In this chapter, applicability of the self-indication method to identify and quantify nuclides in a BWR-MOX pellet is evaluated. The burnup of the MOX pellet is 0 GWd/t, 20 GWd/t, and 30 GWd/t. A plutonium vector in the fresh MOX pellet is employed as the OECD/NEA BWR MOX benchmark (Pu4) (235U, 0.2 w/o; total Pu, 6.71 w/o; 238Pu, 2.2 %; 239Pu, 46.2 %; 240Pu, 29.4 %; 241Pu, 8.8 %) [1]. The burn-up calculations of the BWR-MOX pellet are carried out by using deterministic neutronics code SARC 2006 [2] with JENDL-4.0 [3]. The numerical validations are performed by using the MVP2.0 [4] with the JENDL-4.0. The MVP2.0 is a

continuous-energy Monte Carlo code developed by the Japan Atomic Energy Agency.
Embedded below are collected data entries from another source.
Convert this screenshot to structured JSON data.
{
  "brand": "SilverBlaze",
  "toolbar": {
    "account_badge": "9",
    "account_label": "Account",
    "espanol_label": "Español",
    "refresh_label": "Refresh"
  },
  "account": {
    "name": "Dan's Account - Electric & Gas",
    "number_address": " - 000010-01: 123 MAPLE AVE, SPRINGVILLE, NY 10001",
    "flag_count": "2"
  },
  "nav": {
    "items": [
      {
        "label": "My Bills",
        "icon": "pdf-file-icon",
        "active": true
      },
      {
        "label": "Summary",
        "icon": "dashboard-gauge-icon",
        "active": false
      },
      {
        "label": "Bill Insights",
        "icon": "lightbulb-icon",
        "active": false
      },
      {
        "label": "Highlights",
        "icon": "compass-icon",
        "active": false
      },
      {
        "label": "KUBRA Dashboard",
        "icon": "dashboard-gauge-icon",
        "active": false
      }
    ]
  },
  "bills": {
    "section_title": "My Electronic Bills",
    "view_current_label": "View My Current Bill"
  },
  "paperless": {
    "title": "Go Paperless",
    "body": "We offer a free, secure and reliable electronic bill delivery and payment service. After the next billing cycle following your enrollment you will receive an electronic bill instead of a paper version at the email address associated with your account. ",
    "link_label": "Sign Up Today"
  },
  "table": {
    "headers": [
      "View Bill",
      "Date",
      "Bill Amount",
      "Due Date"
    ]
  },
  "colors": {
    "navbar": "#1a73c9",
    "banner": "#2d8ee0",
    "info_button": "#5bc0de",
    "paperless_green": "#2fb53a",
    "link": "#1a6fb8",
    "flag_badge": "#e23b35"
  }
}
The 12-m measurement line in the KUR-LINAC is simulated as a calculational geometry shown in Fig. 4.1. Figure 4.2 shows a neutron spectrum in a tantalum target that is a neutron source of the KUR-LINAC. The spectrum is calculated by MVP2.0. Using the spectrum as the surface source, the validation is carried out.